Die Opfer von Gelbkreuzgasvergiftungen sind gewöhnlich geistig nicht verwirrt, sie sinken in der Regel in eine tiefe Apathie, weil sie nicht von der Idee abzubringen sind, für immer erblindet zu sein. Deshalb fühlen sie sich verständlicherweise sehr unglücklich, sie sind verzagt und verzweifelt. Nach ein oder zwei Wochen sind die Lider der Patienten wieder soweit abgeschwollen, dass sie ihre Augen öffnen können. Zugleich kommt dann neuer Lebensmut in sie, weil sie wieder sehen und an dem äußeren Geschehen Anteil nehmen können.

Ganz anders bei dem Gefreiten Adolf Hitler. Nach seinen eigenen Angaben verlief seine Wiederherstellung nicht, wie es nach der Erfahrung bei anderen Verwundeten der Fall war.
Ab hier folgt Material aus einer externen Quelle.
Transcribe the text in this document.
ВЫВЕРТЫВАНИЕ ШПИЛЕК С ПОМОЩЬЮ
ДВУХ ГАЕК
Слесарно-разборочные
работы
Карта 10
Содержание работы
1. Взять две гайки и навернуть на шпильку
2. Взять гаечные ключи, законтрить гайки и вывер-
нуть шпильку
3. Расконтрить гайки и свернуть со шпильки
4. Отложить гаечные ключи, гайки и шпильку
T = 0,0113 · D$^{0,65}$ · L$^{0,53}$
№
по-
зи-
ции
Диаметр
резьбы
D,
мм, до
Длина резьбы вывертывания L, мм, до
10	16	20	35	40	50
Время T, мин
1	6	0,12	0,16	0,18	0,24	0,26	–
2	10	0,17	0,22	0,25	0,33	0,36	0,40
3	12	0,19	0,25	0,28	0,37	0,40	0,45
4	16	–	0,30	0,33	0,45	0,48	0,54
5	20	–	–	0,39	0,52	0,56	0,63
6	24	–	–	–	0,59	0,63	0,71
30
Nach der öffentlichen Bekanntgabe des Lazarettgeistlichen von der Niederlage Deutschlands erblindete Hitler von neuem. Er schrieb darüber:

»Während es mir um die Augen wieder schwarz ward, tastete und taumelte ich wieder zum Schlafsaal zurück, warf mich auf mein Lager und grub den brennenden Kopf in Decke und Kissen.«14

Nach Hitlers Angaben dauerte die Krise nach dem 11.11.1918 einige Tage fort. Es stellt sich die Frage: Warum wirkte das Gelbkreuzgas bei Hitler zunächst nervenanregend? Weshalb erblindete Adolf Hitler wieder bei der Nachricht von der deutschen Niederlage und warum konnte er plötzlich wieder sehen mit dem Auftrag, Deutschland zu erlösen? Wie entstand in Hitler die ungeheure Vorstellung, die Juden seien Deutschlands Verderben, so dass er in einem anhaltenden fanatischen Hass verharrte?
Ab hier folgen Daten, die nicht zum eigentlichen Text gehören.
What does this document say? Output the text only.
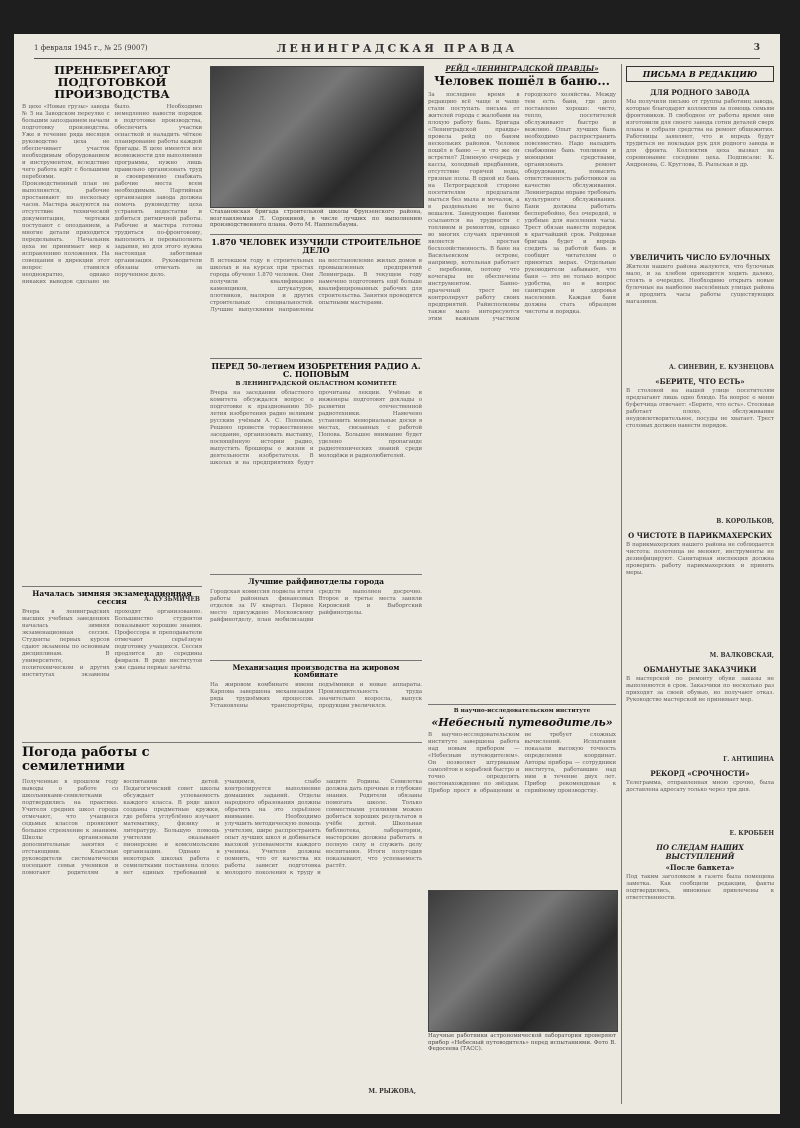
1 февраля 1945 г., № 25 (9007)	ЛЕНИНГРАДСКАЯ ПРАВДА	3
ПРЕНЕБРЕГАЮТ ПОДГОТОВКОЙ ПРОИЗВОДСТВА
В цехе «Новые грузы» завода № 5 на Заводском переулке с большим запозданием начали подготовку производства. Уже в течение ряда месяцев руководство цеха не обеспечивает участок необходимым оборудованием и инструментом, вследствие чего работа идёт с большими перебоями. Производственный план не выполняется, рабочие простаивают по нескольку часов. Мастера жалуются на отсутствие технической документации, чертежи поступают с опозданием, а многие детали приходится переделывать. Начальник цеха не принимает мер к исправлению положения. На совещании в дирекции этот вопрос ставился неоднократно, однако никаких выводов сделано не было. Необходимо немедленно навести порядок в подготовке производства, обеспечить участки оснасткой и наладить чёткое планирование работы каждой бригады. В цехе имеются все возможности для выполнения программы, нужно лишь правильно организовать труд и своевременно снабжать рабочие места всем необходимым. Партийная организация завода должна помочь руководству цеха устранить недостатки и добиться ритмичной работы. Рабочие и мастера готовы трудиться по-фронтовому, выполнять и перевыполнять задания, но для этого нужна настоящая заботливая организация. Руководители обязаны отвечать за порученное дело.
А. КУЗЬМИЧЕВ
Началась зимняя экзаменационная сессия
Вчера в ленинградских высших учебных заведениях началась зимняя экзаменационная сессия. Студенты первых курсов сдают экзамены по основным дисциплинам. В университете, политехническом и других институтах экзамены проходят организованно. Большинство студентов показывают хорошие знания. Профессора и преподаватели отмечают серьёзную подготовку учащихся. Сессия продлится до середины февраля. В ряде институтов уже сданы первые зачёты.
Погода работы с семилетними
Полученные в прошлом году выводы о работе со школьниками-семилетками подтвердились на практике. Учителя средних школ города отмечают, что учащиеся седьмых классов проявляют большое стремление к знаниям. Школы организовали дополнительные занятия с отстающими. Классные руководители систематически посещают семьи учеников и помогают родителям в воспитании детей. Педагогический совет школы обсуждает успеваемость каждого класса. В ряде школ созданы предметные кружки, где ребята углублённо изучают математику, физику и литературу. Большую помощь учителям оказывают пионерские и комсомольские организации. Однако в некоторых школах работа с семилетками поставлена плохо: нет единых требований к учащимся, слабо контролируется выполнение домашних заданий. Отделы народного образования должны обратить на это серьёзное внимание. Необходимо улучшить методическую помощь учителям, шире распространять опыт лучших школ и добиваться высокой успеваемости каждого ученика. Учителя должны помнить, что от качества их работы зависит подготовка молодого поколения к труду и защите Родины. Семилетка должна дать прочные и глубокие знания. Родители обязаны помогать школе. Только совместными усилиями можно добиться хороших результатов в учёбе детей. Школьная библиотека, лаборатории, мастерские должны работать в полную силу и служить делу воспитания. Итоги полугодия показывают, что успеваемость растёт.
М. РЫЖОВА,
Стахановская бригада строительной школы Фрунзенского района, возглавляемая Л. Сорокиной, в числе лучших по выполнению производственного плана. Фото М. Наппельбаума.
1.870 ЧЕЛОВЕК ИЗУЧИЛИ СТРОИТЕЛЬНОЕ ДЕЛО
В истекшем году в строительных школах и на курсах при трестах города обучено 1.870 человек. Они получили квалификацию каменщиков, штукатуров, плотников, маляров и других строительных специальностей. Лучшие выпускники направлены на восстановление жилых домов и промышленных предприятий Ленинграда. В текущем году намечено подготовить ещё больше квалифицированных рабочих для строительства. Занятия проводятся опытными мастерами.
ПЕРЕД 50-летием ИЗОБРЕТЕНИЯ РАДИО А. С. ПОПОВЫМ
В ЛЕНИНГРАДСКОЙ ОБЛАСТНОМ КОМИТЕТЕ
Вчера на заседании областного комитета обсуждался вопрос о подготовке к празднованию 50-летия изобретения радио великим русским учёным А. С. Поповым. Решено провести торжественное заседание, организовать выставку, посвящённую истории радио, выпустить брошюры о жизни и деятельности изобретателя. В школах и на предприятиях будут прочитаны лекции. Учёные и инженеры подготовят доклады о развитии отечественной радиотехники. Намечено установить мемориальные доски в местах, связанных с работой Попова. Большое внимание будет уделено пропаганде радиотехнических знаний среди молодёжи и радиолюбителей.
Лучшие райфинотделы города
Городская комиссия подвела итоги работы районных финансовых отделов за IV квартал. Первое место присуждено Московскому райфинотделу, план мобилизации средств выполнен досрочно. Второе и третье места заняли Кировский и Выборгский райфинотделы.
Механизация производства на жировом комбинате
На жировом комбинате имени Карпова завершена механизация ряда трудоёмких процессов. Установлены транспортёры, подъёмники и новые аппараты. Производительность труда значительно возросла, выпуск продукции увеличился.
РЕЙД «ЛЕНИНГРАДСКОЙ ПРАВДЫ»
Человек пошёл в баню...
За последнее время в редакцию всё чаще и чаще стали поступать письма от жителей города с жалобами на плохую работу бань. Бригада «Ленинградской правды» провела рейд по баням нескольких районов. Человек пошёл в баню — и что же он встретил? Длинную очередь у кассы, холодный предбанник, отсутствие горячей воды, грязные полы. В одной из бань на Петроградской стороне посетителям предлагали мыться без мыла и мочалок, а в раздевальне не было вешалок. Заведующие банями ссылаются на трудности с топливом и ремонтом, однако во многих случаях причиной является простая бесхозяйственность. В бане на Васильевском острове, например, котельная работает с перебоями, потому что кочегары не обеспечены инструментом. Банно-прачечный трест не контролирует работу своих предприятий. Райисполкомы также мало интересуются этим важным участком городского хозяйства. Между тем есть бани, где дело поставлено хорошо: чисто, тепло, посетителей обслуживают быстро и вежливо. Опыт лучших бань необходимо распространить повсеместно. Надо наладить снабжение бань топливом и моющими средствами, организовать ремонт оборудования, повысить ответственность работников за качество обслуживания. Ленинградцы вправе требовать культурного обслуживания. Бани должны работать бесперебойно, без очередей, в удобные для населения часы. Трест обязан навести порядок в кратчайший срок. Рейдовая бригада будет и впредь следить за работой бань и сообщит читателям о принятых мерах. Отдельные руководители забывают, что баня — это не только вопрос удобства, но и вопрос санитарии и здоровья населения. Каждая баня должна стать образцом чистоты и порядка.
В научно-исследовательском институте
«Небесный путеводитель»
В научно-исследовательском институте завершена работа над новым прибором — «Небесным путеводителем». Он позволяет штурманам самолётов и кораблей быстро и точно определять местонахождение по звёздам. Прибор прост в обращении и не требует сложных вычислений. Испытания показали высокую точность определения координат. Авторы прибора — сотрудники института, работавшие над ним в течение двух лет. Прибор рекомендован к серийному производству.
Научные работники астрономической лаборатории проверяют прибор «Небесный путеводитель» перед испытаниями. Фото В. Федосеева (ТАСС).
ПИСЬМА В РЕДАКЦИЮ
ДЛЯ РОДНОГО ЗАВОДА
Мы получили письмо от группы работниц завода, которые благодарят коллектив за помощь семьям фронтовиков. В свободное от работы время они изготовили для своего завода сотни деталей сверх плана и собрали средства на ремонт общежития. Работницы заявляют, что и впредь будут трудиться не покладая рук для родного завода и для фронта. Коллектив цеха вызвал на соревнование соседние цеха. Подписали: К. Андронова, С. Круглова, В. Рыльская и др.
УВЕЛИЧИТЬ ЧИСЛО БУЛОЧНЫХ
Жители нашего района жалуются, что булочных мало, и за хлебом приходится ходить далеко, стоять в очередях. Необходимо открыть новые булочные на наиболее населённых улицах района и продлить часы работы существующих магазинов.
А. СИНЕВИН, Е. КУЗНЕЦОВА
«БЕРИТЕ, ЧТО ЕСТЬ»
В столовой на нашей улице посетителям предлагают лишь одно блюдо. На вопрос о меню буфетчица отвечает: «Берите, что есть». Столовая работает плохо, обслуживание неудовлетворительное, посуды не хватает. Трест столовых должен навести порядок.
В. КОРОЛЬКОВ,
О ЧИСТОТЕ В ПАРИКМАХЕРСКИХ
В парикмахерских нашего района не соблюдается чистота: полотенца не меняют, инструменты не дезинфицируют. Санитарная инспекция должна проверить работу парикмахерских и принять меры.
М. ВАЛКОВСКАЯ,
ОБМАНУТЫЕ ЗАКАЗЧИКИ
В мастерской по ремонту обуви заказы не выполняются в срок. Заказчики по несколько раз приходят за своей обувью, но получают отказ. Руководство мастерской не принимает мер.
Г. АНТИПИНА
РЕКОРД «СРОЧНОСТИ»
Телеграмма, отправленная мною срочно, была доставлена адресату только через три дня.
Е. КРОББЕН
ПО СЛЕДАМ НАШИХ ВЫСТУПЛЕНИЙ
«После банкета»
Под таким заголовком в газете была помещена заметка. Как сообщили редакции, факты подтвердились, виновные привлечены к ответственности.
Die oft zitierte Stelle aus dem Buch »Mein Kampf« wird meist verstümmelt wiedergegeben. Wir lesen in seinem Werk:

»Mit den Juden gibt es kein Paktieren, sondern nur das harte Entweder-Oder. Ich aber beschloss, Politiker zu werden.«15

Der erste Satz ist von dem zweiten nicht zu trennen.

Hitlers krankhafte Veränderung in geistlich-seelischen Reaktionen lässt sich am deutlichsten aus der Halluzination herauslesen, die einen zweitägigen Anfall tödlichen Trübsinns beendete. Die verschiedenartigen Schilderungen seiner übersinnlichen Anfälle beruhten jeweils auf Äußerungen, die er oder andere über ihn in den frühen Zwanzigerjahren gemacht haben.